No início, além da Boa Vista, “Tambra” conseguiu colocar os seus produtos no Sal e em Santiago. Mas com a pandemia, hoje tem apenas um pequeno espaço de exposição no Centro de Artes e Cultura (CAC), em Sal Rei.

“Devido a atual conjuntura, não temos montras ou lojas noutras ilhas. Temos apostado na venda direta ou por encomendas através da página no Facebook, tanto a nível local como nacional. Estamos esperançosos de que este cenário deve mudar brevemente”, acredita a coordenadora afirmando que a marca quer atingir o mercado nacional e estrangeiro.

“Queremos ter os nossos produtos, tanto sabões como as conservas, em todas as ilhas. Almejamos também o mercado internacional. Quem sabe? Contudo, ainda precisamos trabalhar algumas questões legais, para podermos então estar em conformidade e em condições de expandir”, ressalva Isaurinda.

 

Além disso, sublinha, é preciso alguma cautela devido ao momento que o mundo está a viver: “A Boa Vista é uma das ilhas de Cabo Verde mais afetada economicamente pela pandemia. O poder de compra dos boavistenses diminuiu fortemente, porque depende diretamente do Turismo. Urge tomadas de medidas profundas e eficazes para contornar a crise em todo o país”.

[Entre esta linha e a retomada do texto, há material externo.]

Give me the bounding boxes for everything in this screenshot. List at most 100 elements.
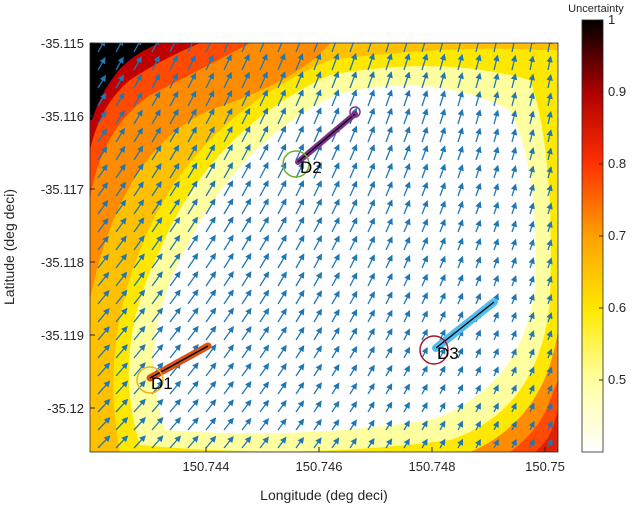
vector-arrow [205, 325, 217, 341]
vector-arrow [421, 218, 429, 233]
vector-arrow [259, 344, 270, 359]
vector-arrow [331, 345, 340, 359]
vector-arrow [97, 199, 109, 215]
x-tick-label: 150.75 [525, 459, 565, 474]
vector-arrow [457, 219, 464, 233]
vector-arrow [385, 53, 393, 71]
vector-arrow [133, 435, 146, 449]
vector-arrow [421, 383, 428, 395]
vector-arrow [133, 362, 146, 377]
vector-arrow [475, 90, 482, 107]
vector-arrow [457, 200, 464, 215]
vector-arrow [223, 362, 234, 377]
vector-arrow [277, 43, 283, 53]
x-tick-label: 150.746 [296, 459, 343, 474]
x-tick-label: 150.744 [183, 459, 230, 474]
vector-arrow [259, 436, 269, 449]
vector-arrow [475, 402, 481, 413]
vector-arrow [439, 200, 446, 215]
vector-arrow [349, 382, 357, 395]
vector-arrow [187, 307, 199, 323]
vector-arrow [133, 289, 146, 305]
vector-arrow [223, 234, 234, 251]
vector-arrow [421, 43, 426, 53]
vector-arrow [313, 400, 322, 413]
vector-arrow [169, 252, 181, 269]
vector-arrow [331, 217, 340, 233]
vector-arrow [241, 399, 252, 413]
colorbar-tick-label: 0.7 [608, 228, 626, 243]
vector-arrow [115, 56, 124, 71]
vector-arrow [457, 72, 464, 89]
vector-arrow [133, 307, 146, 323]
vector-arrow [169, 435, 182, 449]
vector-arrow [295, 234, 305, 251]
vector-arrow [385, 383, 393, 395]
vector-arrow [421, 89, 429, 107]
vector-arrow [439, 420, 446, 431]
vector-arrow [187, 271, 199, 287]
vector-arrow [97, 164, 108, 179]
vector-arrow [313, 437, 322, 449]
vector-arrow [241, 417, 252, 431]
vector-arrow [331, 437, 340, 449]
vector-arrow [295, 161, 304, 179]
vector-arrow [457, 438, 464, 449]
vector-arrow [277, 125, 286, 143]
vector-arrow [403, 144, 411, 161]
vector-arrow [510, 165, 518, 179]
vector-arrow [133, 199, 145, 215]
vector-arrow [349, 253, 358, 269]
vector-arrow [205, 417, 217, 431]
vector-arrow [367, 254, 375, 269]
vector-arrow [151, 398, 164, 413]
vector-arrow [528, 165, 535, 179]
vector-arrow [439, 163, 447, 179]
vector-arrow [385, 328, 393, 341]
vector-arrow [510, 201, 518, 215]
vector-arrow [277, 344, 287, 359]
vector-arrow [313, 52, 322, 71]
vector-arrow [331, 400, 340, 413]
vector-arrow [546, 74, 553, 89]
vector-arrow [457, 402, 464, 413]
vector-arrow [169, 289, 181, 305]
vector-arrow [510, 420, 517, 431]
vector-arrow [528, 311, 535, 323]
vector-arrow [133, 145, 144, 161]
vector-arrow [367, 327, 375, 341]
vector-arrow [97, 344, 111, 359]
vector-arrow [259, 234, 269, 251]
vector-arrow [187, 180, 198, 197]
vector-arrow [295, 107, 304, 125]
vector-arrow [457, 311, 464, 323]
axes-box [89, 42, 559, 453]
vector-arrow [313, 253, 322, 269]
vector-arrow [223, 54, 232, 71]
vector-arrow [528, 220, 535, 233]
vector-arrow [385, 401, 393, 413]
vector-arrow [133, 91, 143, 107]
vector-arrow [313, 308, 322, 323]
vector-arrow [205, 362, 217, 377]
vector-arrow [169, 180, 180, 197]
vector-arrow [439, 383, 446, 395]
vector-arrow [457, 145, 464, 161]
vector-arrow [421, 181, 429, 197]
vector-arrow [403, 162, 411, 179]
vector-arrow [439, 292, 446, 305]
vector-arrow [205, 54, 214, 71]
vector-arrow [169, 234, 181, 251]
vector-arrow [295, 400, 305, 413]
vector-arrow [367, 125, 376, 143]
vector-arrow [546, 55, 553, 71]
vector-arrow [385, 254, 393, 269]
vector-arrow [187, 43, 196, 53]
vector-arrow [151, 55, 160, 71]
colorbar-tick-label: 0.8 [608, 156, 626, 171]
vector-arrow [349, 162, 358, 179]
vector-arrow [295, 381, 305, 395]
vector-arrow [385, 107, 393, 125]
vector-arrow [115, 416, 129, 431]
vector-arrow [475, 237, 482, 251]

Isaurinda disse que a cooperativa tem sofrido muito com a pandemia e que foram obrigados adiar vários outros projetos.

Mas, enquanto aguardam dias melhores, as 11 mulheres do Norte continuam produzindo incansavelmente num pequeno espaço cedido pelo Ministério da Agricultura e Ambiente (MAA).

Brevemente terão um espaço próprio no Centro Turístico Agropecuário do Norte, que servirá de local de produção, exposição e venda.